SÃO PAULO, SP (FOLHAPRESS) - Com flores, orações e uma salva de 19 tiros, o Japão homenageou o ex-primeiro-ministro Shinzo Abe nesta terça-feira (27), no primeiro funeral de Estado para um ex-premiê em 55 anos, em uma cerimônia marcada por protestos mas também por longas filas de quem queria se despedir.

As cinzas de Abe, transportadas por sua esposa Akie em um cortejo fúnebre a partir de sua residência na capital japonesa, chegaram ao estádio Budokan, no centro de Tóquio, ao som dos tiros e de uma banda militar.

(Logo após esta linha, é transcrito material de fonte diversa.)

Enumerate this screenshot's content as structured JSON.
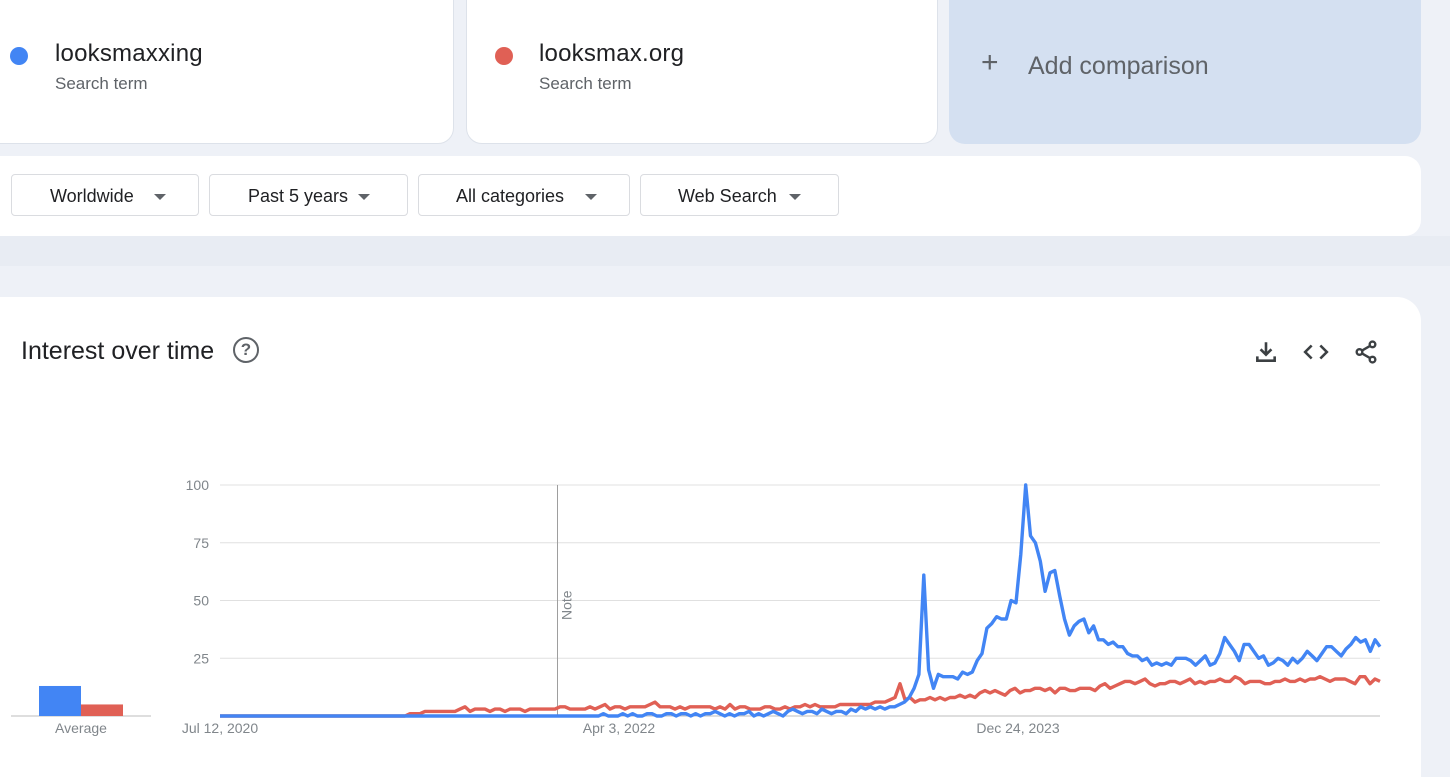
{
  "terms": [
    {
      "name": "looksmaxxing",
      "subtitle": "Search term",
      "color": "#4285f4"
    },
    {
      "name": "looksmax.org",
      "subtitle": "Search term",
      "color": "#e06055"
    }
  ],
  "add_comparison": {
    "icon": "plus-icon",
    "label": "Add comparison"
  },
  "filters": {
    "geo": "Worldwide",
    "time": "Past 5 years",
    "category": "All categories",
    "property": "Web Search"
  },
  "chart_section": {
    "title": "Interest over time",
    "icons": [
      "help-icon",
      "download-icon",
      "embed-icon",
      "share-icon"
    ]
  },
  "chart_data": {
    "type": "line",
    "y_ticks": [
      "100",
      "75",
      "50",
      "25"
    ],
    "ylim": [
      0,
      100
    ],
    "x_tick_labels": [
      "Jul 12, 2020",
      "Apr 3, 2022",
      "Dec 24, 2023"
    ],
    "note_label": "Note",
    "average_label": "Average",
    "averages": {
      "looksmaxxing": 13,
      "looksmax.org": 5
    },
    "series": [
      {
        "name": "looksmaxxing",
        "color": "#4285f4",
        "values": [
          0,
          0,
          0,
          0,
          0,
          0,
          0,
          0,
          0,
          0,
          0,
          0,
          0,
          0,
          0,
          0,
          0,
          0,
          0,
          0,
          0,
          0,
          0,
          0,
          0,
          0,
          0,
          0,
          0,
          0,
          0,
          0,
          0,
          0,
          0,
          0,
          0,
          0,
          0,
          0,
          0,
          0,
          0,
          0,
          0,
          0,
          0,
          0,
          0,
          0,
          0,
          0,
          0,
          0,
          0,
          0,
          0,
          0,
          0,
          0,
          0,
          0,
          0,
          0,
          0,
          0,
          0,
          0,
          0,
          0,
          0,
          0,
          0,
          0,
          0,
          0,
          0,
          0,
          0,
          1,
          0,
          0,
          0,
          1,
          0,
          1,
          0,
          0,
          1,
          1,
          0,
          0,
          1,
          1,
          0,
          1,
          1,
          0,
          1,
          0,
          1,
          1,
          2,
          1,
          0,
          1,
          0,
          1,
          1,
          2,
          0,
          1,
          0,
          1,
          2,
          1,
          0,
          2,
          3,
          2,
          1,
          2,
          2,
          1,
          3,
          2,
          1,
          2,
          2,
          1,
          3,
          2,
          4,
          3,
          4,
          3,
          4,
          3,
          4,
          4,
          5,
          6,
          8,
          12,
          18,
          61,
          20,
          12,
          18,
          17,
          17,
          17,
          16,
          19,
          18,
          19,
          24,
          27,
          38,
          40,
          43,
          42,
          42,
          50,
          49,
          70,
          100,
          78,
          75,
          67,
          54,
          62,
          63,
          52,
          42,
          35,
          39,
          41,
          42,
          36,
          39,
          33,
          33,
          31,
          32,
          30,
          30,
          27,
          26,
          26,
          24,
          25,
          22,
          23,
          22,
          23,
          22,
          25,
          25,
          25,
          24,
          22,
          24,
          26,
          22,
          23,
          27,
          34,
          31,
          28,
          24,
          31,
          31,
          28,
          25,
          26,
          22,
          23,
          25,
          24,
          22,
          25,
          23,
          25,
          28,
          26,
          24,
          27,
          30,
          30,
          28,
          26,
          29,
          31,
          34,
          32,
          33,
          28,
          33,
          30
        ]
      },
      {
        "name": "looksmax.org",
        "color": "#e06055",
        "values": [
          0,
          0,
          0,
          0,
          0,
          0,
          0,
          0,
          0,
          0,
          0,
          0,
          0,
          0,
          0,
          0,
          0,
          0,
          0,
          0,
          0,
          0,
          0,
          0,
          0,
          0,
          0,
          0,
          0,
          0,
          0,
          0,
          0,
          0,
          0,
          0,
          0,
          0,
          1,
          1,
          1,
          2,
          2,
          2,
          2,
          2,
          2,
          2,
          3,
          4,
          2,
          3,
          3,
          3,
          2,
          3,
          3,
          2,
          3,
          3,
          3,
          2,
          3,
          3,
          3,
          3,
          3,
          3,
          4,
          4,
          3,
          3,
          3,
          3,
          4,
          3,
          4,
          5,
          3,
          4,
          4,
          3,
          4,
          4,
          4,
          4,
          5,
          6,
          4,
          4,
          4,
          3,
          4,
          3,
          4,
          4,
          4,
          4,
          4,
          3,
          4,
          3,
          5,
          3,
          4,
          4,
          3,
          3,
          3,
          4,
          4,
          3,
          3,
          4,
          3,
          4,
          4,
          5,
          4,
          5,
          4,
          4,
          4,
          4,
          5,
          5,
          5,
          5,
          5,
          5,
          5,
          6,
          6,
          6,
          7,
          8,
          14,
          7,
          8,
          6,
          7,
          7,
          8,
          7,
          8,
          7,
          8,
          8,
          9,
          8,
          9,
          8,
          10,
          11,
          10,
          11,
          10,
          9,
          11,
          12,
          10,
          11,
          11,
          12,
          12,
          11,
          12,
          10,
          12,
          12,
          11,
          11,
          12,
          12,
          12,
          11,
          13,
          14,
          12,
          13,
          14,
          15,
          15,
          14,
          15,
          16,
          14,
          13,
          14,
          14,
          15,
          15,
          14,
          15,
          16,
          14,
          15,
          14,
          15,
          15,
          16,
          15,
          15,
          17,
          16,
          14,
          15,
          15,
          15,
          14,
          14,
          15,
          15,
          16,
          15,
          15,
          16,
          15,
          16,
          16,
          17,
          16,
          15,
          16,
          16,
          16,
          15,
          14,
          17,
          17,
          14,
          16,
          15
        ]
      }
    ]
  }
}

Nos arredores do estádio, milhares de pessoas prestavam as últimas homenagens. Em poucas horas, cerca de 10 mil deixaram flores para Abe, segundo mostrou a televisão, depois de enfrentarem uma fila de até três horas.

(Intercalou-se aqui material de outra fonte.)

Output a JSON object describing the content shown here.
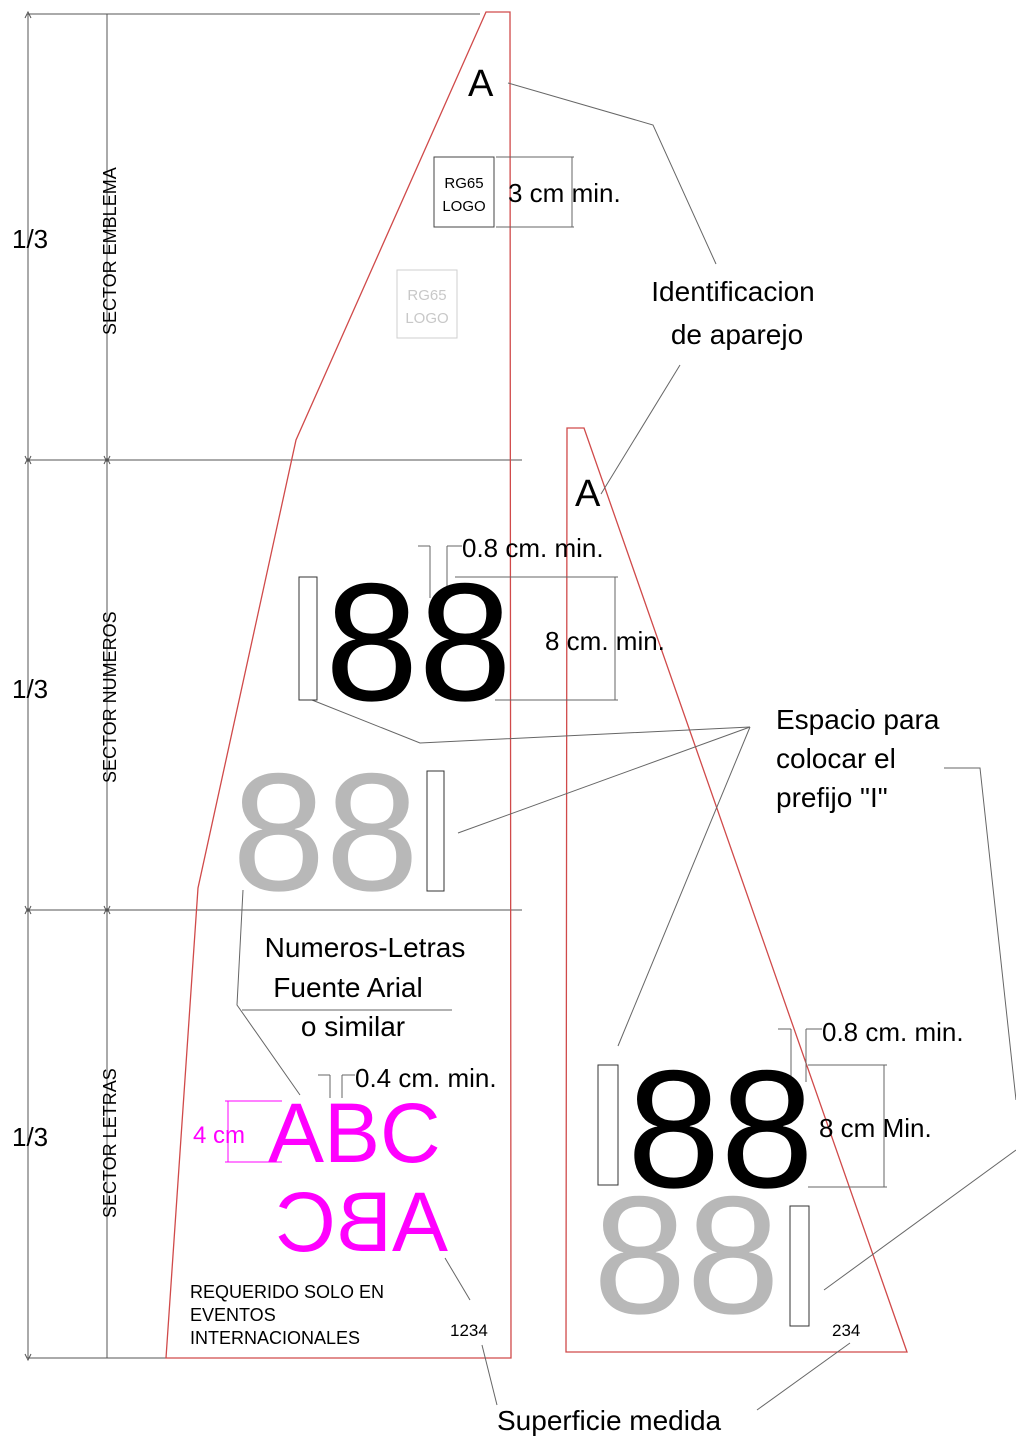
{
  "fractions": {
    "top": "1/3",
    "middle": "1/3",
    "bottom": "1/3"
  },
  "sectors": {
    "emblema": "SECTOR EMBLEMA",
    "numeros": "SECTOR NUMEROS",
    "letras": "SECTOR LETRAS"
  },
  "main_sail": {
    "rig_id": "A",
    "logo_line1": "RG65",
    "logo_line2": "LOGO",
    "logo_dim": "3 cm min.",
    "faded_logo_line1": "RG65",
    "faded_logo_line2": "LOGO",
    "number": "88",
    "number_gap": "0.8 cm. min.",
    "number_height": "8 cm. min.",
    "faded_number": "88",
    "letters": "ABC",
    "letters_mirrored": "ABC",
    "letters_height": "4 cm",
    "letters_gap": "0.4 cm. min.",
    "required_note_1": "REQUERIDO SOLO EN",
    "required_note_2": "EVENTOS",
    "required_note_3": "INTERNACIONALES",
    "measured_area": "1234"
  },
  "jib": {
    "rig_id": "A",
    "number": "88",
    "number_gap": "0.8 cm. min.",
    "number_height": "8 cm Min.",
    "faded_number": "88",
    "measured_area": "234"
  },
  "callouts": {
    "rig_identification_1": "Identificacion",
    "rig_identification_2": "de aparejo",
    "prefix_space_1": "Espacio para",
    "prefix_space_2": "colocar el",
    "prefix_space_3": "prefijo  \"I\"",
    "font_note_1": "Numeros-Letras",
    "font_note_2": "Fuente Arial",
    "font_note_3": "o similar",
    "measured_surface": "Superficie medida"
  },
  "colors": {
    "outline": "#d04a4a",
    "letters": "#ff00ff",
    "faded": "#b8b8b8",
    "faded_logo": "#c8c8c8",
    "ink": "#000000"
  }
}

Abe, premiê que por mais tempo permaneceu no cargo na história do Japão, foi assassinado no início de julho durante um ato de campanha na cidade de Nara. Ele levou tiros no lado direito do pescoço e no lado esquerdo do peito, segundo a Agência Japonesa de Gerenciamento de Desastres.

Em sua elegia no funeral, o atual primeiro-ministro Fumio Kishida descreveu o ex-líder como "uma pessoa de coragem" e citou suas conquistas políticas, incluindo os esforços para fortalecer os laços diplomáticos do Japão.

"Sinto uma dor dilacerante", afirmou Kishida diante de uma enorme fotografia de Abe pendurada sobre uma grande estrutura de flores. Perto dali, uma parede de fotos mostrava Abe passeando com líderes do G7, de mãos dadas com crianças e visitando áreas de desastre.

Houve um momento de silêncio, seguido por uma retrospectiva da vida política de Abe e discursos das principais figuras do Partido Liberal Democrático (LDP), sigla que o ex-premiê liderou e também a do atual primeiro-ministro.

Yoshihide Suga, sucessor de Abe no cargo, afirmou com a voz trêmula que o ex-líder dizia pretender "tornar o Japão melhor, que queria que os jovens tivessem esperança e orgulho." Ele observou que muitas pessoas em seus 20 e 30 anos apareceram para oferecer flores.

Vestida com um quimono preto, a viúva de Abe enxugava as lágrimas enquanto Suga falava. A cerimônia terminou com Kishida e Akie levando as cinzas para fora do salão.

Cerca de 4.300 pessoas compareceram ao funeral, junto com pelo menos 48 oficiais de Estado, incluindo a vice-presidente dos Estados Unidos, Kamala Harris, e o primeiro-ministro indiano, Narendra Modi.

O assassinato de Abe deixou o país em choque, dado que o Japão tem baixíssimos níveis de crimes violentos. Mas a decisão de organizar um funeral de Estado, o segundo para um ex-primeiro-ministro no pós-guerra, teve forte oposição, com cerca de 60% dos cidadãos se dizendo contrários ao evento, segundo pesquisas recentes, e políticos da oposição boicotando a cerimônia.

Um catalisador do descontentamento foi o custo do funeral, US$ 11,5 milhões (R$ 61,5 milhões), a ser arcado pelo Estado em um momento de dificuldades econômicas para os cidadãos. Outro foi a acusação de que Kishida aprovou a cerimônia unilateralmente, sem consultar o Parlamento.

O atual primeiro-ministro justificou a cerimônia como uma forma de homenagear as conquistas de Abe, que já havia tido um funeral privado dias depois de ser morto.

Em uma região no centro de Tóquio, manifestantes protestaram com cartazes e gritaram "nenhum funeral de Estado" ao som de uma guitarra.

A morte de Abe também desencadeou uma enxurrada de revelações sobre os laços entre os parlamentares do LDP, sigla que Abe liderou, e a Igreja da Unificação, chamada de seita por críticos. O escrutínio se baseou nos métodos de arrecadação de fundos deste grupo religioso, implicando o atual primeiro-ministro, que admitiu que metade dos parlamentares do partido governista têm ligação com a igreja.

Kishida se desculpou e prometeu que o LDP romperá relações com a igreja, mas o escândalo agravou o incômodo do público com o funeral de Estado.

De visão conservadora, Abe foi uma das figuras mais famosas do país, lembrado por cultivar alianças internacionais e por sua estratégia econômica batizada de Abenomics. Ele governou por 3.188 dias em dois mandatos não consecutivos. Renunciou em 2020 por um problema de saúde, mas continuou como importante figura pública.